Guillermo, dueño de una casa que alquila habitaciones, considera que las secuelas del Covid-19 se pueden superar, que en algún momento los índices económicos volverán a la normalidad y regresarán los turistas. «Pero el gran problema de Cuba es la competencia desleal del gobierno. Les molestamos. Y de un manotazo nos apartan, divulgando en la prensa redadas policiales contra emprendedores privados o afirmando que ponemos precios abusivos, cuando ha sido el Estado el que ha impuesto precios entre cinco y quince veces más altos. Nosotros solo podemos triplicar los precios, de lo contrario violamos la ley. El Estado no se esconde. Privilegia a las empresas estatales”.
Yoel, propietario de una cafetería, considera que la Tarea Ordenamiento y la feroz crisis económica, afectan a los negocios privados más rentables. “El plan del gobierno es sepultarnos utilizando tácticas financieras. Al no poder pagar los mismos salarios, pues nosotros pagamos según los rendimientos, muchos de los empleados privados se irán. Su estrategia es que el desabastecimiento y los precios topados que nos quieren imponer nos obliguen a cerrar. Los pocos negocios privados que quedaran en el futuro, serán los de llenar fosforeras y arreglar zapatos o sombrillas”.

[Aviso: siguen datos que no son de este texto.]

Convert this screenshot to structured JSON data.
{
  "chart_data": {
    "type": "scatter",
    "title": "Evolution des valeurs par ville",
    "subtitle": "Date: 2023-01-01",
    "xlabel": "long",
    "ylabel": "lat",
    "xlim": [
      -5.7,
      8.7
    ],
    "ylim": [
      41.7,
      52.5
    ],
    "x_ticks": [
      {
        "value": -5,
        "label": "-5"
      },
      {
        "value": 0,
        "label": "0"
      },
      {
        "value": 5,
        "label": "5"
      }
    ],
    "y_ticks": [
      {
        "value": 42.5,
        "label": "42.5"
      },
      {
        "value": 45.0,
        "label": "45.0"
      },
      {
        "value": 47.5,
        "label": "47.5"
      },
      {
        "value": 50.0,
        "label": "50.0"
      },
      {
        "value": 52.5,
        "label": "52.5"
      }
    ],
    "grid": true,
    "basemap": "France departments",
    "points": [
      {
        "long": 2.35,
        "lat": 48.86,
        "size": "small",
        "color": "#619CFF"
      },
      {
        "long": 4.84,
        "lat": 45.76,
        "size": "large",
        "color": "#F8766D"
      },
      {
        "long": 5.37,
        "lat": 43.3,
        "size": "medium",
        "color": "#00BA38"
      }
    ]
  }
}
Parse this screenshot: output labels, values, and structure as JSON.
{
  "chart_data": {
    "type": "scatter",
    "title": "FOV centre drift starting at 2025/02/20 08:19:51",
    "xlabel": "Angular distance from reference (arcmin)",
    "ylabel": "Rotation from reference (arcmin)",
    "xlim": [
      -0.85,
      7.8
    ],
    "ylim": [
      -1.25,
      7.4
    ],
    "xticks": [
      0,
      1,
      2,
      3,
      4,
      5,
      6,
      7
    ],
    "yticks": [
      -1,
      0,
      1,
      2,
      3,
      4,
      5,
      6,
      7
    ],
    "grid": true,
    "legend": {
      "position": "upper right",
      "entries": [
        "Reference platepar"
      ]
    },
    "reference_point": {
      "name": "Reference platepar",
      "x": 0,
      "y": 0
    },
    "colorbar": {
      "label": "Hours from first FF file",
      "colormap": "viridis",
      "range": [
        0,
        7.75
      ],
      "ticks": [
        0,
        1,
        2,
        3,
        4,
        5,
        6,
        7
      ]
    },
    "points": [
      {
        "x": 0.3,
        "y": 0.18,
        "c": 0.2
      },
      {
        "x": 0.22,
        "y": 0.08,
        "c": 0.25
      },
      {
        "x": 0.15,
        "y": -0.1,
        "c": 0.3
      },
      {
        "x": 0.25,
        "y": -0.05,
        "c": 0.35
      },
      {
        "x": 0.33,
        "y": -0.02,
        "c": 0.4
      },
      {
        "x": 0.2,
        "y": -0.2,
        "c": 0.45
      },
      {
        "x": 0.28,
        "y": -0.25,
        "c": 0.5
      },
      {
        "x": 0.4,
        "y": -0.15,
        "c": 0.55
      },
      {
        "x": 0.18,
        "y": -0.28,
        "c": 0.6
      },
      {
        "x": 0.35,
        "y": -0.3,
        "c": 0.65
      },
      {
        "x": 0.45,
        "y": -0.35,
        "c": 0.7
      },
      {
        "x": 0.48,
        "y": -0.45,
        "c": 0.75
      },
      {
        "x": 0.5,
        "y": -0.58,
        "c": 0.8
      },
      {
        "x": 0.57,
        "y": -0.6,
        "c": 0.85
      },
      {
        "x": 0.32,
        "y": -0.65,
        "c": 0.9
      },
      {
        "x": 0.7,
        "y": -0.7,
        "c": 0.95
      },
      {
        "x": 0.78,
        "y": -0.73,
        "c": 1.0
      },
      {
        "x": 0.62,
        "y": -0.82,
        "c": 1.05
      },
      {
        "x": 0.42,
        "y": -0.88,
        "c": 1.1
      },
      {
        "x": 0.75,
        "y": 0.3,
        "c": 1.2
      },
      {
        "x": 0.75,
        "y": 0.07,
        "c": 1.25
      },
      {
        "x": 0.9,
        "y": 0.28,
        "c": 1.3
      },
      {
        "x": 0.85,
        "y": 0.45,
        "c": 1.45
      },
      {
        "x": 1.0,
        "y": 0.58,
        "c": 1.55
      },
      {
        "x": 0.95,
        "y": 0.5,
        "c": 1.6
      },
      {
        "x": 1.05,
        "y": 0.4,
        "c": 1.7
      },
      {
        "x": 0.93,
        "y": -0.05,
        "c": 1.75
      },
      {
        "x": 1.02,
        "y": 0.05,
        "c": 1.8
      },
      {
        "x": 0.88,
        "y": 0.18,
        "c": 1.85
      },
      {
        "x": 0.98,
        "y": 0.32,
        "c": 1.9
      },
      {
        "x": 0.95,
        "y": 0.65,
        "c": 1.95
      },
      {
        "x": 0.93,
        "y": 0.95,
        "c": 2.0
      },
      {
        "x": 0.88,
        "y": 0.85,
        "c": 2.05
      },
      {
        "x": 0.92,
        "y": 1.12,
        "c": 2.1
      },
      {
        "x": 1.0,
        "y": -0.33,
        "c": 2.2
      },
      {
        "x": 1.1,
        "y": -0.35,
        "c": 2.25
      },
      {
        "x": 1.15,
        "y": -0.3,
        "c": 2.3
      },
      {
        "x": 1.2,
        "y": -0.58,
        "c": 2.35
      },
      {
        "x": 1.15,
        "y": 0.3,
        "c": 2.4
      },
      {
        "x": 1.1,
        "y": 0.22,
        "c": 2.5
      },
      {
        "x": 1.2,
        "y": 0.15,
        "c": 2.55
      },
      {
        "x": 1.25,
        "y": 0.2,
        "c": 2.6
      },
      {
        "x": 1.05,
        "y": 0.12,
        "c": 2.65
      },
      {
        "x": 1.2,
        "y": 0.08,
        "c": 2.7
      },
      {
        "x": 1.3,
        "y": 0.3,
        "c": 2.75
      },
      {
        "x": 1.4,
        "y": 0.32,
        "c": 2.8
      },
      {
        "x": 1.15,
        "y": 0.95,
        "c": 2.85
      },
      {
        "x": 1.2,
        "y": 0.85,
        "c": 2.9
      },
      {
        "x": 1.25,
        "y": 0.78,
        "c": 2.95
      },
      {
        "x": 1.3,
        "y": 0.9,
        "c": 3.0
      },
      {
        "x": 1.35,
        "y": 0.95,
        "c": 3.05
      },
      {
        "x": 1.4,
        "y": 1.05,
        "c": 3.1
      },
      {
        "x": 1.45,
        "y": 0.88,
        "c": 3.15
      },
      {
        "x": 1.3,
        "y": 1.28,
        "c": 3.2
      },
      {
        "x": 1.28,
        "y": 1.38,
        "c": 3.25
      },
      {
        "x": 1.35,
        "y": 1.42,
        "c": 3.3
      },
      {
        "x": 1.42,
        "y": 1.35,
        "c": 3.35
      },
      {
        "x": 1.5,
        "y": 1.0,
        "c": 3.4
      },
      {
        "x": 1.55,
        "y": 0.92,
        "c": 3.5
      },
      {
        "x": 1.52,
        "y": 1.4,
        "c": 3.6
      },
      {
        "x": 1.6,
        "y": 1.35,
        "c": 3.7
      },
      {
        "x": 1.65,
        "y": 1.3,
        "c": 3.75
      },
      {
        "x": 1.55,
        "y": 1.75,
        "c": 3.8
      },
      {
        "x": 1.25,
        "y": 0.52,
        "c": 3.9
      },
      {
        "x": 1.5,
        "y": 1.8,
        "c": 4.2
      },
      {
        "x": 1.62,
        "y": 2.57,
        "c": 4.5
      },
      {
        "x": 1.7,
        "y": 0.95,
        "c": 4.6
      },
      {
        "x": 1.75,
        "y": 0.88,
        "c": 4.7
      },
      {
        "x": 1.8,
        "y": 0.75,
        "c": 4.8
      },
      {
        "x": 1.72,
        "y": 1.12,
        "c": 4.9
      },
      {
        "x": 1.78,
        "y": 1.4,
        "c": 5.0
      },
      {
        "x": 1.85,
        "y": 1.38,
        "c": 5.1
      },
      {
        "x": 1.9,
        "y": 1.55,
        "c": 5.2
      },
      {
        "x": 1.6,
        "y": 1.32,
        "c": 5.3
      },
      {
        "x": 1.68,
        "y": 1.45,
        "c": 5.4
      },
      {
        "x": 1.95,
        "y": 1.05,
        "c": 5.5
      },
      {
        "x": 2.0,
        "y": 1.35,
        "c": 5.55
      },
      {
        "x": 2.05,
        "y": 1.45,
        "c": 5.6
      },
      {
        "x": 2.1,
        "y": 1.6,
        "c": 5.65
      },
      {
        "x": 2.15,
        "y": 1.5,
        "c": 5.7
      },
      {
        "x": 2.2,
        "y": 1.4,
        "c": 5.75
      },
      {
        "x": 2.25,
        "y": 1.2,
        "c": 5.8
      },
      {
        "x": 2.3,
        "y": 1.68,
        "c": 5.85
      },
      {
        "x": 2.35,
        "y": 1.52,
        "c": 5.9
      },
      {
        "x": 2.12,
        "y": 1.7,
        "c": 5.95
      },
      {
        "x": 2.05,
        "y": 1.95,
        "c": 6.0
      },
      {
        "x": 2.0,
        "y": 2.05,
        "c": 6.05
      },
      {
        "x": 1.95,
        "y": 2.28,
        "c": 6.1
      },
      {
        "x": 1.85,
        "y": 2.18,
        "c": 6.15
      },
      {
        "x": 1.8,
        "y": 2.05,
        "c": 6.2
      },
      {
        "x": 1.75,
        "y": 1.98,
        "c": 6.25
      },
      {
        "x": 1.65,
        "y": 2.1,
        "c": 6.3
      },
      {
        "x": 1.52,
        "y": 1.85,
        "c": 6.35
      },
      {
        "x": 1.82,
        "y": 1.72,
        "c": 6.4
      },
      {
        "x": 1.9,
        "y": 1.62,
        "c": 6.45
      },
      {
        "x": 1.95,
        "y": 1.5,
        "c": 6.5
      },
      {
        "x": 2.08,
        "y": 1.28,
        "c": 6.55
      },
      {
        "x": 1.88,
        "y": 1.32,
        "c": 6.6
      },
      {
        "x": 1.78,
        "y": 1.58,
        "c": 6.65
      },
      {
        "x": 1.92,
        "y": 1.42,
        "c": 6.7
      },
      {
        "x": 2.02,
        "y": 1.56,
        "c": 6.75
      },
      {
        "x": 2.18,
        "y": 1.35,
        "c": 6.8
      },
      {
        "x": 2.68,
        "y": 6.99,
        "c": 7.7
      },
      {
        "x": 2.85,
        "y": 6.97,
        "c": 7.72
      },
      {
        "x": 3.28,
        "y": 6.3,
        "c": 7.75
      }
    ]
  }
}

Osmany, dueño de un negocio que repara equipos informáticos, piensa que el “régimen está aprovechando la actual coyuntura para liquidarnos. O al menos menguarnos económicamente. No les interesa impulsar las PYMES, de la cual han hablado, pero no han creado un marco jurídico”. Remberto, propietario de una paladar, tampoco es muy optimista. “Superar este golpe va ser complejo, porque a la pandemia y la crisis económica se suma una maniobra solapada del Estado para minimizar el trabajo por iniciativa propia”.
Si en algo coinciden los dueños de negocios particulares, es que el experimento del gobierno de otorgarle protagonismo a las empresas y servicios estatales está condenado al fracaso, por la mala calidad de su oferta y su servicio. Nunca funcionaron. Ahora no tiene por qué ser diferente.